Creme Egg Protein Cake


One of the perks of the supermarkets stocking all of the Easter products nice & early....the Creme Eggs are out!

Creme Eggs are definitely one of my favourite Easter treats so I thought i'd see if I could find a way of getting them into a protein cake. I adapted my cookie dough cake fingers & voila! A creme egg fix with 8g protein & only 115 calories per slice. It's gluten free too. :-)

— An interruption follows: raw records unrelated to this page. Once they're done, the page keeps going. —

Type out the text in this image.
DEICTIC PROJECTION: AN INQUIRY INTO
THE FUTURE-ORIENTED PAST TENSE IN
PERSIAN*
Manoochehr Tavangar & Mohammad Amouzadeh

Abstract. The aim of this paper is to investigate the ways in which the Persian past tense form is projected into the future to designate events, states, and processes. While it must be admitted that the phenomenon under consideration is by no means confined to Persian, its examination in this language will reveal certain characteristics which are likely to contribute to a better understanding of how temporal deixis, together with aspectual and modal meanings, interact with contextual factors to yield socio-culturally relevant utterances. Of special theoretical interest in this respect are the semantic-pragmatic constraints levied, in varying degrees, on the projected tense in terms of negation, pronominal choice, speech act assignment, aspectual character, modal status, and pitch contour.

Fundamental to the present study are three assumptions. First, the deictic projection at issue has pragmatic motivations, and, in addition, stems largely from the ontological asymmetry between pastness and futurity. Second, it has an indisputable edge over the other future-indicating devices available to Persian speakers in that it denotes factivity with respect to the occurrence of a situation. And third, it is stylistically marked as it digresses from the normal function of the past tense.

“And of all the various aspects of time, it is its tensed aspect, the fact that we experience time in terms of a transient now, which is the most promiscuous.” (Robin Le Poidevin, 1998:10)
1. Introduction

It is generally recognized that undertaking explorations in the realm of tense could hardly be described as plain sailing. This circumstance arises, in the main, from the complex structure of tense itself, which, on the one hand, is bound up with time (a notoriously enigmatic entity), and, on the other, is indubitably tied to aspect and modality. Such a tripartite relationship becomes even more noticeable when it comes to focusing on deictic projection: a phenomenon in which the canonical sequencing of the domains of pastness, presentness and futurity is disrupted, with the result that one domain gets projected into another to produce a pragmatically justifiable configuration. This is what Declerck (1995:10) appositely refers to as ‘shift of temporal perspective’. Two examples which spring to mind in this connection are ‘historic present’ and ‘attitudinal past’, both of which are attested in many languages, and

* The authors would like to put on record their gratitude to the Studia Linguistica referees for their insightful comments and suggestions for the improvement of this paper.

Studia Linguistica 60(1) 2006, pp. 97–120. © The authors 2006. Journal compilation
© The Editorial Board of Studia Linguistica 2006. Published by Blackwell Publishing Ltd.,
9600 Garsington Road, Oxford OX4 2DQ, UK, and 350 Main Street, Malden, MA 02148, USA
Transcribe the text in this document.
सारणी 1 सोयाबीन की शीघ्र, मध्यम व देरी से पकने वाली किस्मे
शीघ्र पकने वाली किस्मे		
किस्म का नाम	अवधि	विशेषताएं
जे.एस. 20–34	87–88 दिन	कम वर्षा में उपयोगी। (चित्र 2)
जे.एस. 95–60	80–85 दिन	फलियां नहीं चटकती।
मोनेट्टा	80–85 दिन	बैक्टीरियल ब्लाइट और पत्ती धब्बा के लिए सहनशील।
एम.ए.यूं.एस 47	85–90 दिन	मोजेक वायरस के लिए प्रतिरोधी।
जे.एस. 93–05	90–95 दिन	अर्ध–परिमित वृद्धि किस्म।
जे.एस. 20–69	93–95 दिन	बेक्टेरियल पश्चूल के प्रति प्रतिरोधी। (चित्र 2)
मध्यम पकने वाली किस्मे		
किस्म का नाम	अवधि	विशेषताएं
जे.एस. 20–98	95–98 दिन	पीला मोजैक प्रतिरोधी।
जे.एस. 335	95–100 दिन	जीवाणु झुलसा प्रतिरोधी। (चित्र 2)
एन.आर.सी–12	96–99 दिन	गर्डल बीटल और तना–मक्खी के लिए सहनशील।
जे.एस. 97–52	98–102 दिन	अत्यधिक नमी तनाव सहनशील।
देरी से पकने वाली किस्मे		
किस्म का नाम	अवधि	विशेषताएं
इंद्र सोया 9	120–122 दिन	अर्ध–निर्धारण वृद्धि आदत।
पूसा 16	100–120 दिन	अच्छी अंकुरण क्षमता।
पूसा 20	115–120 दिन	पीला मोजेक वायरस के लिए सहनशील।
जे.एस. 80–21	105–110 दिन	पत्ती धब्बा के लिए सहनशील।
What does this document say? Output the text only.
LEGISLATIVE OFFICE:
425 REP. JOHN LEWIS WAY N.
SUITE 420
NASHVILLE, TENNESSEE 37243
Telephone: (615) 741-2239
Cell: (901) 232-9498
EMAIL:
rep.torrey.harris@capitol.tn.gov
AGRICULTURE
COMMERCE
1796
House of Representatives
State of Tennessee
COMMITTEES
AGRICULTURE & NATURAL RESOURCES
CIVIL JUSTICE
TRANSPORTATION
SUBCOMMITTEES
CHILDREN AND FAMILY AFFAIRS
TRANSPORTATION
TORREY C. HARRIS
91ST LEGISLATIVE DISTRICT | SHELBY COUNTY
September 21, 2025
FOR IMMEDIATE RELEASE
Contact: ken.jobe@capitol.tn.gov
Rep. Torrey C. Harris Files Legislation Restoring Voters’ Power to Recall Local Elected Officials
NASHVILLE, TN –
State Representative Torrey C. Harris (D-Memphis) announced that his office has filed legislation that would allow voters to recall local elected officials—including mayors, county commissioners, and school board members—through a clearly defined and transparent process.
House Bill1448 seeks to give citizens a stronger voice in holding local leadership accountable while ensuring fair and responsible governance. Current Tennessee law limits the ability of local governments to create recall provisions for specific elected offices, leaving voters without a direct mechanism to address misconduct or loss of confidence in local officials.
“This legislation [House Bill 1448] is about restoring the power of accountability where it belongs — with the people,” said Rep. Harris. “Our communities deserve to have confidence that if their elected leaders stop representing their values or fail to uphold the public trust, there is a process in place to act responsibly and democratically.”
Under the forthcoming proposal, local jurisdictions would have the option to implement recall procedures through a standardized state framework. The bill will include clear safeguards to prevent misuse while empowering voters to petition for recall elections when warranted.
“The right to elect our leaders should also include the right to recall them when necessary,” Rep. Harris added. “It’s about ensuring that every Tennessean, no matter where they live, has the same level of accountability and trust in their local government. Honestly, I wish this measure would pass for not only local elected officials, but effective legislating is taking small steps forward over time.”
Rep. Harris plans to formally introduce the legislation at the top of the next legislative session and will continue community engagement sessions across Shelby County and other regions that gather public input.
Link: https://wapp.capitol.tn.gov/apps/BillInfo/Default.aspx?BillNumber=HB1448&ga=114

Servings: Makes 10 squares

Macros per square*:

115 calories / 8g protein / 14g carbs / 3g fat / 2g fibre

*May vary slightly depending on ingredients used

Ingredients:

1 tin chickpeas (240g drained & rinsed well)

60g vanilla protein powder

2 tbsp honey

2 tbsp cashew butter

20g Choc Shot (available in hot chocolate aisle of supermarket)

10g stevia

50ml milk of choice (I used semi-skimmed cow's milk)

2 tbsp water

5 mini Cadbury's Creme Eggs

1tsp vanilla extract

Instructions:

1. Preheat oven to 180C.

2. Line a square baking tin with non-stick baking paper (the wider the tin the thinner the cake slices).

3. In a food processor blend chickpeas into "flour".

4. Add protein powder, honey, cashew butter, stevia, milk, water & vanilla extract & blend into a thick batter (mix should be thick but pourable, if it looks too thick to pour add a little more water/milk).

5. Pour mix into baking tin & squeeze in Choc Shot to create marble effect throughout cake.

6. Place cake in oven for 8 minutes (whilst cake is in oven slice Mini Creme Eggs in half).

8. Remove cake from oven & push in Creme Egg halves (bear in mind you have 10 halfs and want to make 10 slices so think about how/where you are going to cut the cake so that each slice gets a bit of egg!)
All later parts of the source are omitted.